Reputation: 337
I am trying to understand what does assigning service account to a Cloud Run service actually do in order to improve the security of the containers. I have multiple processes running within a Cloud Run service and not all of them do need to access the project resources.
A more specific question I have in mind is: Would I be able to create multiple users and run some processes as a user that does not have access to the service account or does every user have access to the service account?
I run a small experiment on a VM instance (I guess this will be a similar case as with Cloud Run) where I created a new user and after creation, it wasn't authorized to use the service account of the instance. However, I am not sure is there a way to authorize it which would make my method insecure.
Thank you.
EDIT
To perform the test I created a new os user and used "gcloud auth list" from the new user account. However, I should have made a curl request and I would have been able to retrieve credentials as pointed out by an answer below.
Upvotes: 4
Views: 14145
Reputation: 75790
Your question is not very clear to me but I will try to provide you several inputs.
When you run a service on Cloud Run, you have 2 choices for defining its identity
This service account is valid for the Cloud Run service (you can have up to 1000 different services per project).
Now, when you run your container, the service account is not really loaded into the container (it's the same thing with compute engine), but there is an API available for requesting the authentication data of this service account. It's name metadata server
It's not restricted to users (I don't know how you perform your test on Compute Engine!), a simple curl is enough for getting the data.
This metadata server is used when you use your libraries, for example, and you use the "default credentials". gcloud SDK also uses it.

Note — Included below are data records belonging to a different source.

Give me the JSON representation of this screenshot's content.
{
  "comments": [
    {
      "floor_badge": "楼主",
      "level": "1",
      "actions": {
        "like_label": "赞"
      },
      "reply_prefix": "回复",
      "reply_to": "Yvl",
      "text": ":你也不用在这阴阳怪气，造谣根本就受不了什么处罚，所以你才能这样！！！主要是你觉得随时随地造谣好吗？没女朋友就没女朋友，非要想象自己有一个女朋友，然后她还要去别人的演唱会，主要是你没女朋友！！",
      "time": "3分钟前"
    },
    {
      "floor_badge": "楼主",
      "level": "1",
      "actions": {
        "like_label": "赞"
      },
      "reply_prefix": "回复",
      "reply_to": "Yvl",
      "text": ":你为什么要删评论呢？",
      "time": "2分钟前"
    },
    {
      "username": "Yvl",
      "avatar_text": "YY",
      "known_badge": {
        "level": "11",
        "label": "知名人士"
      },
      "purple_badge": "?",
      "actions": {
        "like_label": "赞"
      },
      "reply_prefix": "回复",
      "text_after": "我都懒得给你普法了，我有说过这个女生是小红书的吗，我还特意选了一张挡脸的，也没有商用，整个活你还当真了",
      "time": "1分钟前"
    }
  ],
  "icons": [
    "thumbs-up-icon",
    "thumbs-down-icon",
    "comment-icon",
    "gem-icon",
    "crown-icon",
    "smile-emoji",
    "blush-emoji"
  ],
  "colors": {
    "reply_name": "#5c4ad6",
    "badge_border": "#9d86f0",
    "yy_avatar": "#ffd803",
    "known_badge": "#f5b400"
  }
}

I hope you have a better view now. If not, add details in your question or in the comments.
Upvotes: 5
Reputation: 577
Just to add the previous answers, if you are using something like Cloud Build,here is how you can implement it
steps:
- name: gcr.io/cloud-builders/gcloud
args:
- '-c'
- "gcloud secrets versions access latest --secret=[SECRET_NAME] \t --format='get(payload.data)' | tr '_-' '/+' | base64 -d > Dockerfile"
entrypoint: bash
- name: gcr.io/cloud-builders/gcloud
args:
- '-c'
- gcloud run deploy [SERVICE_NAME] --source . --region=[REGION_NAME] --service-account=[SERVICE_ACCOUNT]@[PROJECT_ID].iam.gserviceaccount.com --max-instances=[SPECIFY_REQUIRED_VALUE]
entrypoint: /bin/bash
options:
logging: CLOUD_LOGGING_ONLY
I am using this in a personal project but I will explain what is happening here. The first one is pulling data from my Secret Manager where I am storing a Dockerfile with the secret environment variables. This is optional, if you are not storing any API keys and secrets,you can skip it. But if you have a different folder structure (ie that isn't flat)
The second deploys Cloud Run from the source code. The documentation for that can be found here. https://cloud.google.com/run/docs/deploying-source-code
Upvotes: 2
Reputation: 45224
The keyword that's missing from guillaume’s answer is "permissions".
Specifically, if you don't assign a service account, Cloud Run will use the Compute Engine default service account.
This default account has Editor
role on your project (in other words, it can do nearly anything on your GCP project, short of creating new service accounts and giving them access, and maybe deleting the GCP project). If you use default service account and your container is compromised, you're probably in trouble. ⚠️
However, if you specify a new --service-account
, by default it has no permissions. You have to bind it roles or permissions (e.g. GCS Object Reader, PubSub Publisher...) that your application needs.